UC Irvine comedian Mark LeVine has learned some more one-liners, which he puts on public display on Al Jazeera, the propaganda network of Qatar. This time, LeVine has pulled out all the stops when it comes to hysteria. Usually, LeVine is railing against Israel, but now he has decided-along with countless other leftist academics- that whiteness must be abolished. In fact, it is now urgent! This latest laffer comes in the form of a tribute to some Marxist academic named Noel Ignatiev, who died in November. Ignatiev was also obsessed with the issue of "whiteness".
When professors and their silly student followers talk about whiteness, they are not referring to something out of those old toothpaste commercials. They are talking about white people. And it is not all non-white people who push this agenda. Many of them are white themselves. Go figure.
Here is LeVine's op-ed in Al Jazeera from November.
Ignatiev and his admirers, like LeVine, would surely argue that eliminating whiteness is not a call to exterminate white people, rather a call to eliminate the "privileges" that white people enjoy at the expense of minorities. I would argue that using such inflamed language and terminology can lead some people to draw the wrong conclusions. Current events would seem to bear that out. We have seen how similar inflammatory language directed at Israel and Zionists has led to an increase in anti-Semitism. The focal point for that problem can be found right smack dab on our university campuses including UC Irvine, where Professor LeVine and I have both taught.
Being a generation older than LeVine, I have always maintained that America in the 50s and 60s when I was growing up was, indeed, a racist country, especially the Jim Crow South. But having witnessed the Civil Rights Era, I believe that the country and our society have changed dramatically since that time. LeVine may disagree, but in my view, America today is a divided country and there are racial issues to be dealt with. However, though there are still racists out there, such as neo-Nazis and KKK types, in my view, America is not a racist country today. In addition, I would advise young people that whites are not the enemy of non-whites. We are all part of the solution.
But to today's leftist academics, it is still 1955 and all the world's ills are directly connected to Israel and whiteness. It is called "intersectionality", and that nonsensical term is even used by LeVine in this op-ed.
"When Ignatiev's approach is added to the work of decolonial theorists, intersectional feminists like Kimberle Crenshaw, Holocaust scholars like Zygmunt Bauman and the focus on necropolitics by Giorgio Agamben and Achille Mbembe, a strong theoretical foundation for a truly liberatory analysis of contemporary racial capitalism and chauvinistic nationalism (whether "white", Hindutva, Zionist, "Chinazi", Russian or myriad other exclusivist identities) emerges."
It all ties together, you see.
But even in language most people can understand, LeVine goes off the rails:
"We need only think of all those smiling white faces in photos of lynchings across the American south - what WEB Du Bois described as "the writing of human hatred, a deep and passionate hatred ... on the pale, white faces" - to understand how the ontological pleasure gained from participating in the humiliation and extermination of black people is the most enduring identifying marker of whiteness."
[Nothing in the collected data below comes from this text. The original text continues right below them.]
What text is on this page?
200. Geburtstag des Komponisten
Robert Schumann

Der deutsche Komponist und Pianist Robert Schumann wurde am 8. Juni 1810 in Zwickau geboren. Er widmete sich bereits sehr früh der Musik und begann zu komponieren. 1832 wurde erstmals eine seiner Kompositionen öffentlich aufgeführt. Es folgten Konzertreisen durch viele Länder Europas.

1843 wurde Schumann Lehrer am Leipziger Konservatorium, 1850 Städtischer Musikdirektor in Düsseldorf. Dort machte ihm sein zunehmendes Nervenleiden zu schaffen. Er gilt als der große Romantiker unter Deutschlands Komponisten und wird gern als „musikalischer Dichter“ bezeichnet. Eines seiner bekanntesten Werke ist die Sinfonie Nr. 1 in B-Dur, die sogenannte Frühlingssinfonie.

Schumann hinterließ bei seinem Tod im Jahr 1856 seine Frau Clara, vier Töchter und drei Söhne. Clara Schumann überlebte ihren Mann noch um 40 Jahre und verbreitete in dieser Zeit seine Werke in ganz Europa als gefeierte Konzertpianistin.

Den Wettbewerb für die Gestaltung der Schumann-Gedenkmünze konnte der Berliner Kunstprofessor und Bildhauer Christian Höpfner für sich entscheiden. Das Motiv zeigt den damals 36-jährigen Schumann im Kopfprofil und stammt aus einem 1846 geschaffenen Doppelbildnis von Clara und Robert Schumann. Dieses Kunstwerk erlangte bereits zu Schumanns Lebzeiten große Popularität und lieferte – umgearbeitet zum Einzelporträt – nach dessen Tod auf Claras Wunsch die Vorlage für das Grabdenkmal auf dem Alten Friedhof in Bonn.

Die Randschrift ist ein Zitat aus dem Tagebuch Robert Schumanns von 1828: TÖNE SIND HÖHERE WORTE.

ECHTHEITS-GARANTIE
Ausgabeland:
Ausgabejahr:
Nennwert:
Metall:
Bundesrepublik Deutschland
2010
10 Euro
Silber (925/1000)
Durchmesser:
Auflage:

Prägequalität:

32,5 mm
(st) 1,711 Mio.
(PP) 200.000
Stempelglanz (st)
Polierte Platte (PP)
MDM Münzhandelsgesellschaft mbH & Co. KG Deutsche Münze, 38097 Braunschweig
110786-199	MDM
I saw those images when I was a boy-before LeVine was born- and I reacted to them the way most all decent people reacted-in horror. One of the most horrific photos I saw of a lynching occurred in the northern city of Chicago. Yes, the motive was racist, but that is not an enduring marker of "whiteness".
"Ignatiev was a member of the last generation of Jews who experienced what it meant to be considered less than white in the US - at least until the present generation experienced a sharp rise in anti-Semitic attacks after the election of Donald Trump. He understood the malleability of race and its reality as a social, ideological and political, rather than biological, construct."
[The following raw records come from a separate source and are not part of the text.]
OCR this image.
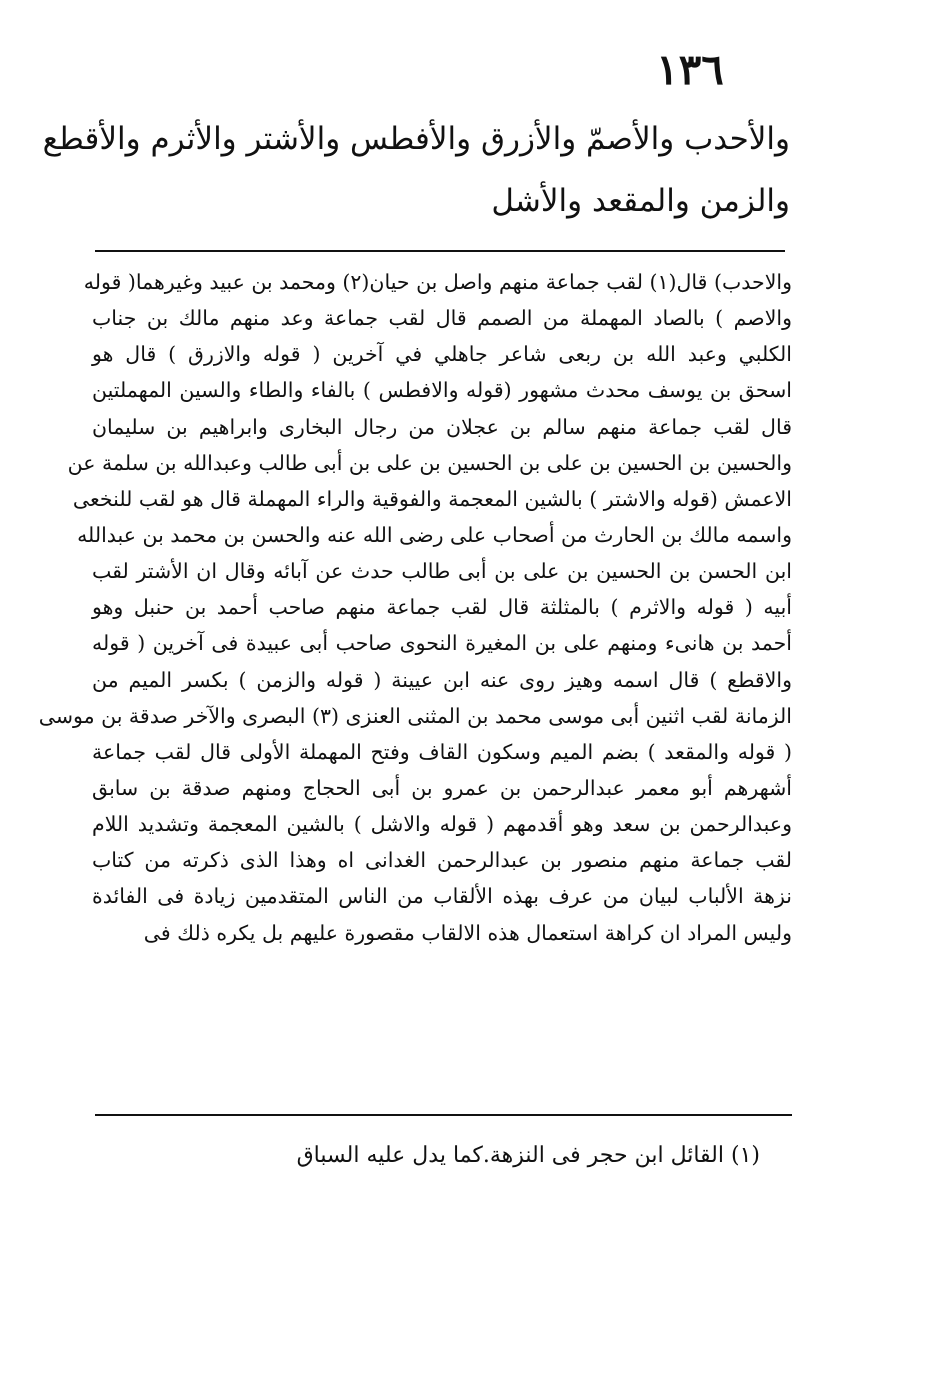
١٣٦
والأحدب والأصمّ والأزرق والأفطس والأشتر والأثرم والأقطع
والزمن والمقعد والأشل
والاحدب) قال(١) لقب جماعة منهم واصل بن حيان(٢) ومحمد بن عبيد وغيرهما( قوله
والاصم ) بالصاد المهملة من الصمم قال لقب جماعة وعد منهم مالك بن جناب
الكلبي وعبد الله بن ربعى شاعر جاهلي في آخرين ( قوله والازرق ) قال هو
اسحق بن يوسف محدث مشهور (قوله والافطس ) بالفاء والطاء والسين المهملتين
قال لقب جماعة منهم سالم بن عجلان من رجال البخارى وابراهيم بن سليمان
والحسين بن الحسين بن على بن الحسين بن على بن أبى طالب وعبدالله بن سلمة عن
الاعمش (قوله والاشتر ) بالشين المعجمة والفوقية والراء المهملة قال هو لقب للنخعى
واسمه مالك بن الحارث من أصحاب على رضى الله عنه والحسن بن محمد بن عبدالله
ابن الحسن بن الحسين بن على بن أبى طالب حدث عن آبائه وقال ان الأشتر لقب
أبيه ( قوله والاثرم ) بالمثلثة قال لقب جماعة منهم صاحب أحمد بن حنبل وهو
أحمد بن هانىء ومنهم على بن المغيرة النحوى صاحب أبى عبيدة فى آخرين ( قوله
والاقطع ) قال اسمه وهيز روى عنه ابن عيينة ( قوله والزمن ) بكسر الميم من
الزمانة لقب اثنين أبى موسى محمد بن المثنى العنزى (٣) البصرى والآخر صدقة بن موسى
( قوله والمقعد ) بضم الميم وسكون القاف وفتح المهملة الأولى قال لقب جماعة
أشهرهم أبو معمر عبدالرحمن بن عمرو بن أبى الحجاج ومنهم صدقة بن سابق
وعبدالرحمن بن سعد وهو أقدمهم ( قوله والاشل ) بالشين المعجمة وتشديد اللام
لقب جماعة منهم منصور بن عبدالرحمن الغدانى اه وهذا الذى ذكرته من كتاب
نزهة الألباب لبيان من عرف بهذه الألقاب من الناس المتقدمين زيادة فى الفائدة
وليس المراد ان كراهة استعمال هذه الالقاب مقصورة عليهم بل يكره ذلك فى
(١) القائل ابن حجر فى النزهة.كما يدل عليه السباق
Setting aside the lefty terms like "construct", I would respond by saying that Ignatiev was of an older generation-older than mine even- who was rightly indignant over the racism that was prevalent in his day. But here LeVine jumps into that swamp that says that the explosion in anti-Semitism in the US is due to Donald Trump being president. This is one of the worst canards floating around these days. Trump is anything but an anti-Semite and he has proven it. Yet, he and his voters are being blamed for anti-Semitism. It reminds me of the inter-faith kumbaya I attended at the Temple Bat Yahm in Newport Beach in 2017, in which Jews, Christians, and Muslims held hands and blamed anti-Semitism and Islamophobia on Trump, his supporters, and white nationalists. Not one word was said about anti-Semitism coming from the left or from Islamic quarters. They refused to entertain a written question from the audience (mine) as to whom was most responsible for anti-Semitism at UC Irvine, a place where Trump has very little influence. In fact, I might add that those at UCI who do support Trump (College Republicans, for example) have been the most supportive of Jewish students on campus.
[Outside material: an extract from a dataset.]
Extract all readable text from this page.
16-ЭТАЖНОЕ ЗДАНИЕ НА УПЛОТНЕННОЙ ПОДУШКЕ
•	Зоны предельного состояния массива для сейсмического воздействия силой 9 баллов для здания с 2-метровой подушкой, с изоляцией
Today, the argument is still on-going as to who is most responsible for anti-Semitism. In virtually all of the numerous attacks against Jews in the greater New York area, including Jersey City in the past few weeks, the perpetrators have been black. Does that indicate that all blacks are anti-Jewish? No, it doesn't, but some are just as much as some whites are. Some people, even some Jews, don't want to discuss that, just as they don't want to discuss Islamic anti-Semitism, which is raging in Europe. It is more convenient to limit the discussion to white racists and "their hero" Donald Trump. I argue that white nationalists and anti-Semites should certainly be condemned, but let's try to be intellectually honest about the true picture of anti-Semitism as it exists today. Today, Jews are being attacked from many different directions, and all of it must be called out, exposed and confronted.
And LeVine's rant continues....
"One would have better luck taking wetness away from water - at least you can freeze it - than to rip the racism out of whiteness. Even the US's first black president could not freeze the racism that has always defined this country. Instead, despite his best efforts, his presidency unleashed a torrent of renewed racial animosity and policies, all embodied by the ultimate avatar of white nationalist masculinity, Donald Trump."
Where to begin? Yes, of course the true white racists out there most certainly voted against Obama. Others voted against him because they were Republicans, conservatives, or disagreed with his policies. In contrast, Obama enjoyed widespread white support from Democrats and liberals. Many who voted against Obama because they opposed his policies still felt a sense of pride that America had crossed another barrier and elected our first black president. They hoped that his presidency would advance the cause of reconciliation. Obama did not live up to that. Mostly, he did not handle racial incidents well. His choice for attorney general, Eric Holder, was a disaster in many areas (Operation Fast and Furious), and his own statements on race only exacerbated the issue. To LeVine, however, his point seems to be if you voted against Obama, you are a racist. If you voted for Trump, you are a racist. What kind of scholarly thinking is this coming out of our universities?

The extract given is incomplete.